Website translation is a key factor for internationalizing a company, but it’s not a simple process. Working with a professional translation project management team well versed in the workflows and tools needed for translation success. The project management team will facilitate projects steps like scheduling briefings with your teams to identify your project needs, understanding the type and scope of the translation, identifying which CMS will be used and performing all necessary content revisions to ensure everything is correct.
In this blog, I will explain which website localization practices you should utilize following website translation project management standards.
Website Translation Project Management Tasks
Scheduling a Project Briefing
As in any marketing process, you need to determine the project objective. To identify your objectives, it’s advisable to create a detailed briefing and pose questions such as:
- Who are we targeting? We should know where our audience is located, which languages they speak and how many linguistic variants of those languages there are, if any.
- Which communicative style are we going to use? We need to determine if we already have a brand identity and how we’re going to translate it into the new language(s) following its tone and style, i.e. the brand voice.
- What are our goals? Are they the same in our home country as in the new one? Some products might not work or might have different audiences depending on the location.
- What type of website do we have? How big is it? Will we translate the entire site or only some pages? Which CMS will we use? Which search engine will we optimize the multilingual content for? These are some of the website-specific questions that will need to be answered.
Identifying your CMS Capabilities
The content management system (CMS) you use has a major impact on the technical part of translations. Some CMSs may already have an integrated section to translate content but often, you will need to use a translation connector tailored to your CMS to author and publish the localized content.
At GPI, we have a specialized development team who can easily deploy a custom connector between your CMS and our Translation Portal to export and import the translation into your CMS quickly and seamlessly. We can also process an array of files formats and make them compatible with your system that will streamline the localization workflow across your enterprise.
Determining Which Content to Translate
If your website has a lot of content, you may not have the budget to translate the entire site into multiple languages at once. As a Translation Project Manager, I would recommend doing the translations in phases.
Decide which languages you want prioritize and translate accordingly. Then plan to translate for additional locales as your time and budget allows.
Translating for Transcreating?
Transcreation is a creative translation aimed at generating an impact on the target audience.

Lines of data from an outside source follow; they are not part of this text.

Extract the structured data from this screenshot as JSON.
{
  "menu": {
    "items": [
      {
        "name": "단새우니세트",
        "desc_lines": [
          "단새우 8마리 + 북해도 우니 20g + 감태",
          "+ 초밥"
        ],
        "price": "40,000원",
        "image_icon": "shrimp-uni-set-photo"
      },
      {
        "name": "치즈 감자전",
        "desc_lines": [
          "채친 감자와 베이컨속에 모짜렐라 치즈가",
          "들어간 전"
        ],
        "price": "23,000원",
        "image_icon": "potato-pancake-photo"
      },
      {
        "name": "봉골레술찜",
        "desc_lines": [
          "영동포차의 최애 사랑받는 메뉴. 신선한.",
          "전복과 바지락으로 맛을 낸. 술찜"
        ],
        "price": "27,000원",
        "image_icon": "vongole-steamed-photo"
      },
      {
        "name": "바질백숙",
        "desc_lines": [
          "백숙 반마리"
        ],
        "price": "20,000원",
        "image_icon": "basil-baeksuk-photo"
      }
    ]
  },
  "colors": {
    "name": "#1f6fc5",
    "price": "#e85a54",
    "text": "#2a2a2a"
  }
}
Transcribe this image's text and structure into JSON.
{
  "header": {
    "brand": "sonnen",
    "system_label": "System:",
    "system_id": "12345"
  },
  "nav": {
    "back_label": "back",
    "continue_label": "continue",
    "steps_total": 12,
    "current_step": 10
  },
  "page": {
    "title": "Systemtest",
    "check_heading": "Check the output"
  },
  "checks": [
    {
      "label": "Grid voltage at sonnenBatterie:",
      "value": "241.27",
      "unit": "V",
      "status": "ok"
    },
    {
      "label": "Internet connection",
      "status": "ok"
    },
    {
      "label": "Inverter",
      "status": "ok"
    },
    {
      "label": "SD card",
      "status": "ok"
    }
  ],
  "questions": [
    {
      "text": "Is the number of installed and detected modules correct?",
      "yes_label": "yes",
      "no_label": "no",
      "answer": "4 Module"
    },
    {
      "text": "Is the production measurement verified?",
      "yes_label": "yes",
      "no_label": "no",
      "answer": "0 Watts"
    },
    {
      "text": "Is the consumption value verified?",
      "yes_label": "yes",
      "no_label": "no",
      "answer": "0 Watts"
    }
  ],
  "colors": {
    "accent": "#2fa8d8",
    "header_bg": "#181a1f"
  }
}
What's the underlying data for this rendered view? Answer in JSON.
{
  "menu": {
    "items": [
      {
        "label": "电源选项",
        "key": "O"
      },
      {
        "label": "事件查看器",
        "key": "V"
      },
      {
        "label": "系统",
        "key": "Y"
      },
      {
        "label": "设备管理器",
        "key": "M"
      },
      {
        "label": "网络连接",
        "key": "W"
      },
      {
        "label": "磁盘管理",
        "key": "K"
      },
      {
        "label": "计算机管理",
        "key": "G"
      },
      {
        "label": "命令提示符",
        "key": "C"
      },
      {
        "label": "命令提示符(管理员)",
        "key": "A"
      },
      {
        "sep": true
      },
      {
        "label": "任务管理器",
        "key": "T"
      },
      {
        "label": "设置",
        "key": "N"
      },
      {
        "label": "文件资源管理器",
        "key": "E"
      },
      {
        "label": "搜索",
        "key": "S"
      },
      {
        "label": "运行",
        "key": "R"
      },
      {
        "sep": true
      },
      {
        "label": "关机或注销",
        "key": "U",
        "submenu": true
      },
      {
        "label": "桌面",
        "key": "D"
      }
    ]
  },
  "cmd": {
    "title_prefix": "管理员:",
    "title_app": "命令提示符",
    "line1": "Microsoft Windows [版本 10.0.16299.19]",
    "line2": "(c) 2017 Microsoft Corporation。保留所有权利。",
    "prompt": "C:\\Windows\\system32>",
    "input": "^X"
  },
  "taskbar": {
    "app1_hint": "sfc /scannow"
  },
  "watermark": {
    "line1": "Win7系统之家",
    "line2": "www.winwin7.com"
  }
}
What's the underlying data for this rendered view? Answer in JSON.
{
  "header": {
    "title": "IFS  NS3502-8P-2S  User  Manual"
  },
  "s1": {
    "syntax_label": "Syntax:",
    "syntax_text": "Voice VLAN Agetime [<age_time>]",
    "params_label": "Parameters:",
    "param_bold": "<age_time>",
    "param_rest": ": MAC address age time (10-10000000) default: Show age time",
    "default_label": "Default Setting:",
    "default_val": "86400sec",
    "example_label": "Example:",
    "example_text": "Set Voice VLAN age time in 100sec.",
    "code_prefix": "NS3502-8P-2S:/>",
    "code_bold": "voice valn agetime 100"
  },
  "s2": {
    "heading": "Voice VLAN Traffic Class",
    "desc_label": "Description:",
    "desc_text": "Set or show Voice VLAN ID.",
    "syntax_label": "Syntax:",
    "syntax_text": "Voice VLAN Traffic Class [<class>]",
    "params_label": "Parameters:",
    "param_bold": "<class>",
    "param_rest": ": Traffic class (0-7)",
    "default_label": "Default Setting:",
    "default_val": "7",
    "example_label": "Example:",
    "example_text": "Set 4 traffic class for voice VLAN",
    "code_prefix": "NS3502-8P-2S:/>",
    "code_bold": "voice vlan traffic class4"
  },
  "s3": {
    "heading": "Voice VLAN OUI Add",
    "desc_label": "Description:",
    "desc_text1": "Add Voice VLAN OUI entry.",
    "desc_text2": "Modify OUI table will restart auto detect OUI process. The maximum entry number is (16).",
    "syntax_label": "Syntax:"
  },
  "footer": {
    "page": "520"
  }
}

That’s why it’s focused on conveying the paragraph to paragraph meaning instead of sentence by sentence. Furthermore, the objective is to adapt content to the target market’s preferences.
Transcreation is also used for optimizing your website for search engines. Through SEO, you’ll develop a list of keywords and phrases from your website that will be localized to ensure they are effective in the target culture and will make it possible for people to find your site via search engines. A copywriter will then infuse the translated content with the localized keyword terms to optimize it for the local market’s search queries.
Revising Content in a Staging Environment
Once the translation is finished, it’s easy to overlook the important step of revising the content in context, i.e. in a staging environment.
At GPI, we follow a fully documented quality control process. We use checklists to audit the quality and ensure the translation and desktop publishing accuracy. We also offer the possibility to incorporating a client’s own quality assurance processes into our system.
In a nutshell, once the translated content is uploaded into the website and before it goes live, a professional translation team will ensure that the text isn’t out of place and that it’s aligned with the web design.
Performing a Usability Test
Go further when revising your website and think about the end-user experience. Although everything is in its place you should ask yourself: does it work?
On the internet, interaction makes the difference. That’s why it’s so important to check the small portions of text which are crucial in terms of interaction. For example: the newsletter subscription button, the button to perform a purchase, the tabs names, etc.
To summarize, working with a website translation project management team will ensure your translation project is conducted efficiently and effectively. Translating a website has many steps and factors to consider including scheduling a project brief, discussing the CMS capabilities, budgeting, and evaluating the usability. It’s important that each stage of the process is accounted for and handled seamlessly.